Se tratará de influir en los hombres, respetando –claro– su libertad. Más aún, contando con esa libertad. Que nuestra conducta les afecte. Que mi actitud, mi ejemplo animante repercuta en los demás para su bien. Y esto, conscientes de hacerlo ante Dios para que otros participen más de su amor. ¿Es posible pensar en una tarea más noble? Muchos trabajan con materiales físicos de muy diverso tipo: en fábricas o en diversas empresas de construcción; otros con realidades no materiales, como las relaciones jurídicas o económicas entre las personas, o en el mundo de la cultura o del arte. El que se mueve en la presencia de Dios, sea cual fuere su actividad, siempre trabaja con almas, y con la Gracia de Dios y la libertad personal. Su trabajo pasa a ser, como el de Simón, de simple pescador a pescador de hombres para Dios.

Vivamos en su presencia, viendo en cuantos nos rodean almas que, de algún modo, Dios pone en nuestra red. Ahí están para que apliquemos a ellas con amor nuestro tiempo, nuestra inteligencia, nuestra ciencia, nuestro trabajo. Nos serviremos de la amistad, del parentesco o del afecto que nos unen. Y se dejarán pescar para Dios cuando comprendan que nada buscamos para nosotros: sólo para ellos y para Él.
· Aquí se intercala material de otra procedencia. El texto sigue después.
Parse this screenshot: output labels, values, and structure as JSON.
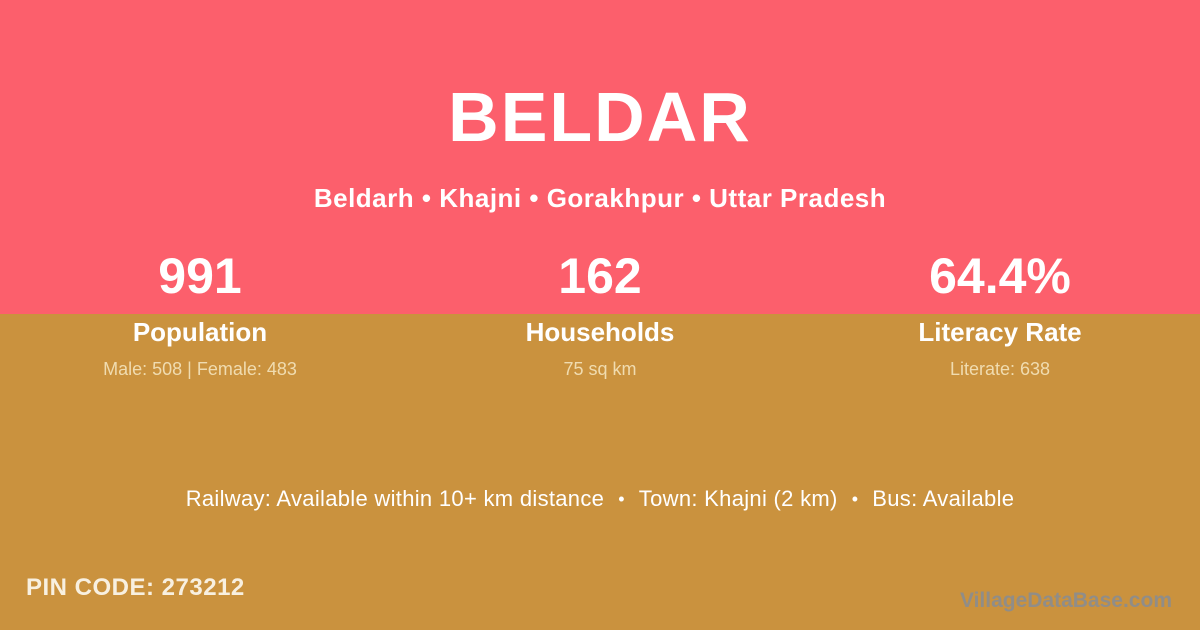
{
  "theme": {
    "hero_pink": "#FC5F6C",
    "body_gold": "#CA923E",
    "text_white": "#FFFFFF",
    "text_cream": "#F0DCB0",
    "watermark_gray": "#8D8D8D"
  },
  "header": {
    "title": "BELDAR",
    "breadcrumb": "Beldarh • Khajni • Gorakhpur • Uttar Pradesh"
  },
  "stats": [
    {
      "value": "991",
      "label": "Population",
      "detail": "Male: 508 | Female: 483"
    },
    {
      "value": "162",
      "label": "Households",
      "detail": "75 sq km"
    },
    {
      "value": "64.4%",
      "label": "Literacy Rate",
      "detail": "Literate: 638"
    }
  ],
  "transport": {
    "separator": "•",
    "items": [
      "Railway: Available within 10+ km distance",
      "Town: Khajni (2 km)",
      "Bus: Available"
    ]
  },
  "footer": {
    "pin_code": "PIN CODE: 273212",
    "watermark": "VillageDataBase.com"
  }
}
Nadie nos quita, en todo caso, el convencimiento, que nos llena de un gozo incomparable, de estar dedicados a la tarea más grandiosa que es posible en este mundo, y de trabajar con la más noble de las "materias" que existe sobre la tierra: el espíritu libre de los hombres. Fue la ocupación que tuvo Dios cuando, hecho hombre, vivió en Israel. Una tarea que está al alcance de todas las mujeres y los hombres de fe, desde que Jesucristo envió a sus apóstoles por todo el mundo a enseñar su Evangelio.

Lo que llenó también la vida de la Madre de Dios, ocupada en cosas sencillas casi siempre, pero consciente de vivir en la presencia del Señor y para Él. Es la llena de Gracia y ésta es la razón de su excelencia sobre todo cuanto existe en el mundo. Su correspondencia a esa Gracia de Dios consistió en vivir dócil a su Señor, siendo el cauce de su amor hacia nosotros.